Advocate Uday Gupta, who was not a party to the case, filed the plea saying the observations made by the High Court that "a valid marriage does not necessarily mean that all the customary rights pertaining to the married couple are to be followed and subsequently solemnised" are not legally tenable.
The apex court, however, disposed of the special leave petition saying it does not deem it necessary to consider the case further.
"We are of the view that such observations had been made in the facts of that case. In fact, what the learned judge (of high court) wanted to say is that if a man and woman are living together for a long time as husband and wife, though never married, there would be a presumption of marriage and their children could not be called to be illegitimate.

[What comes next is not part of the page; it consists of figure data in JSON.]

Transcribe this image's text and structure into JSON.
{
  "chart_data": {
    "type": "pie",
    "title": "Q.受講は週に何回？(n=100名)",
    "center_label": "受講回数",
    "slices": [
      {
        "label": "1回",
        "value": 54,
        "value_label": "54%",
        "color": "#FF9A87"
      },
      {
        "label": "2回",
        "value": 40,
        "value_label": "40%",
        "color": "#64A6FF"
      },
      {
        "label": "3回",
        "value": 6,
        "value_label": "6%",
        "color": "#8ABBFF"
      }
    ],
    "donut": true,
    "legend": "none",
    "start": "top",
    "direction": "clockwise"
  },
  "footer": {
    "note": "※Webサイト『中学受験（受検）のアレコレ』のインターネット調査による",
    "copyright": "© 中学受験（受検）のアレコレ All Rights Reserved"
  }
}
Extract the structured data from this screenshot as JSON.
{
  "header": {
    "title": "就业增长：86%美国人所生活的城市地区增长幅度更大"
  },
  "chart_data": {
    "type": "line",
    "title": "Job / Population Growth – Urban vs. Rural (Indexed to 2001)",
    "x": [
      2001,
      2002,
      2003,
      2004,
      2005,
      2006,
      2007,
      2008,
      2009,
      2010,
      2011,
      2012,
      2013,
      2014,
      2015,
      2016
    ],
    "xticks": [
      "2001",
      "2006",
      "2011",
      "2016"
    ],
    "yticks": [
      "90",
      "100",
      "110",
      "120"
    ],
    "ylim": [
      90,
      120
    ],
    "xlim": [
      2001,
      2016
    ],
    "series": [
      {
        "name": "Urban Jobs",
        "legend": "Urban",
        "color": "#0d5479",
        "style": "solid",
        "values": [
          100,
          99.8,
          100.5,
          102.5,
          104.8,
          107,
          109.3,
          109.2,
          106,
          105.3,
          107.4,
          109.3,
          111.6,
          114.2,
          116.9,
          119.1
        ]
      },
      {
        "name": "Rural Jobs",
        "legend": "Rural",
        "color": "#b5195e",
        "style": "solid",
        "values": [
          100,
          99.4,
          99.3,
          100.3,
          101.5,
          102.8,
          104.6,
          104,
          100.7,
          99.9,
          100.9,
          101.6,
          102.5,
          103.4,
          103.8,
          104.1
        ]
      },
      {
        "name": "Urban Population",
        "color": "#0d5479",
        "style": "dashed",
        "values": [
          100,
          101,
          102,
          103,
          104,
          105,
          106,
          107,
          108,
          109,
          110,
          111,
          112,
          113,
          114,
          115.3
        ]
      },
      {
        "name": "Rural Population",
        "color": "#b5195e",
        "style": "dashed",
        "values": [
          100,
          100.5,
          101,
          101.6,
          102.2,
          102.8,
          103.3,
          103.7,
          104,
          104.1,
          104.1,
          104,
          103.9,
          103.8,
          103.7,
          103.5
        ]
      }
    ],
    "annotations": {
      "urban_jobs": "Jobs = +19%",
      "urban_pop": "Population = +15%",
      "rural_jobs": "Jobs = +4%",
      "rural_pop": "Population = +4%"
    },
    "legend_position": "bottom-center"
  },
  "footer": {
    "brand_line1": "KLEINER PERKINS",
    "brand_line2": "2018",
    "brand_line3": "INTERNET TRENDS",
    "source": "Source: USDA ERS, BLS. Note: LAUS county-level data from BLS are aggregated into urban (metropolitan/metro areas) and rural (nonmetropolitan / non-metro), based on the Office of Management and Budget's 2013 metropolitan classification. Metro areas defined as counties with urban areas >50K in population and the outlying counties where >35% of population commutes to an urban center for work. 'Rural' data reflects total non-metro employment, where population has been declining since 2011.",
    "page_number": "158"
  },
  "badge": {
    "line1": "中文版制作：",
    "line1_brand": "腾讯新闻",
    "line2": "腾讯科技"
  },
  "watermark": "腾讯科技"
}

"Such a view stands fully fortified by a very large number of judgements," the bench said, referring to its 2010 verdict in Madan Mohan Singh and others versus Rajni Kant.
The apex court had noted: "The courts have consistently held that the law presumes in favour of marriage and against concubinage, when a man and woman have cohabited continuously for a number of years. However, such presumption can be rebutted by leading unimpeachable evidence."
The bench said the high court had made those observations in the facts of that case as the alleged marriage took place in 1994 and two children were born in 1996 and 1999.
"Therefore, the observations made by the high court in the said judgement are restricted to the facts of that case and do not lay down the law of universal application," it said.